NEST has a handy helper to infer the correct routing value given a document that is smart enough to find the join field and infer correct parent.

var infer = client.Infer;
var parent = new MyParent {Id = 1337, MyJoinField = JoinField.Root<MyParent>()};
infer.Routing(parent).Should().Be("1337");

var child = new MyChild {Id = 1338, MyJoinField = JoinField.Link<MyChild>(parentId: "1337")};
infer.Routing(child).Should().Be("1337");

child = new MyChild {Id = 1339, MyJoinField = JoinField.Link<MyChild, MyParent>(parent)};
infer.Routing(child).Should().Be("1337");

here we index parent and rather than fishing out the parent id by inspecting parent we just pass the instance to Routing which can infer the correct routing key based on the JoinField property on the instance

var indexResponse = client.Index(parent, i => i.Routing(Routing.From(parent)));
indexResponse.ApiCall.Uri.Query.Should().Contain("routing=1337");

The same goes for when we index a child, we can pass the instance directly to Routing and NEST will use the parent id already specified on child. Here we use the static import using static Nest.Infer and it’s Route() static method to create an instance of Routing

indexResponse = client.Index(child, i => i.Routing(Route(child)));
indexResponse.ApiCall.Uri.Query.Should().Contain("routing=1337");

Wouldn’t be handy if NEST does this automatically? It does!

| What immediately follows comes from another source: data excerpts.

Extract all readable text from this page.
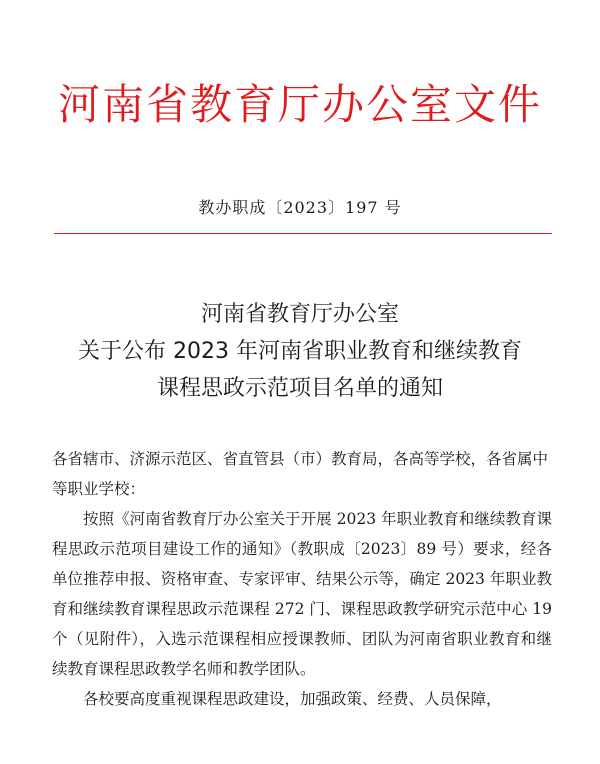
河南省教育厅办公室文件
教办职成〔2023〕197 号
河南省教育厅办公室
关于公布 2023 年河南省职业教育和继续教育
课程思政示范项目名单的通知

各省辖市、济源示范区、省直管县（市）教育局，各高等学校，各省属中等职业学校：

按照《河南省教育厅办公室关于开展 2023 年职业教育和继续教育课程思政示范项目建设工作的通知》（教职成〔2023〕89 号）要求，经各单位推荐申报、资格审查、专家评审、结果公示等，确定 2023 年职业教育和继续教育课程思政示范课程 272 门、课程思政教学研究示范中心 19 个（见附件），入选示范课程相应授课教师、团队为河南省职业教育和继续教育课程思政教学名师和教学团队。

各校要高度重视课程思政建设，加强政策、经费、人员保障，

indexResponse = client.IndexDocument(child);
indexResponse.ApiCall.Uri.Query.Should().Contain("routing=1337");

You can always override the default inferred routing though

indexResponse = client.Index(child, i => i.Routing("explicit"));
indexResponse.ApiCall.Uri.Query.Should().Contain("routing=explicit");

indexResponse = client.Index(child, i => i.Routing(null));
indexResponse.ApiCall.Uri.Query.Should().NotContain("routing");

This works for both the fluent and object initializer syntax

var indexRequest = new IndexRequest<MyChild>(child);
indexResponse = client.Index(indexRequest);
indexResponse.ApiCall.Uri.Query.Should().Contain("routing=1337");

Its important to note that the routing is resolved at request time, not instantation time here we update the child's JoinField after already creating the index request for child

child.MyJoinField = JoinField.Link<MyChild>(parentId: "something-else");
indexResponse = client.Index(indexRequest);
indexResponse.ApiCall.Uri.Query.Should().Contain("routing=something-else");
Note

If you use multiple levels of parent and child relations e.g A => B => C, when you index C, you need to provide the id of A as the routing key but the id of B to set up the relation on the join field. In this case, NEST JoinRouting helper is unable to resolve to the id of A and will return the id of B.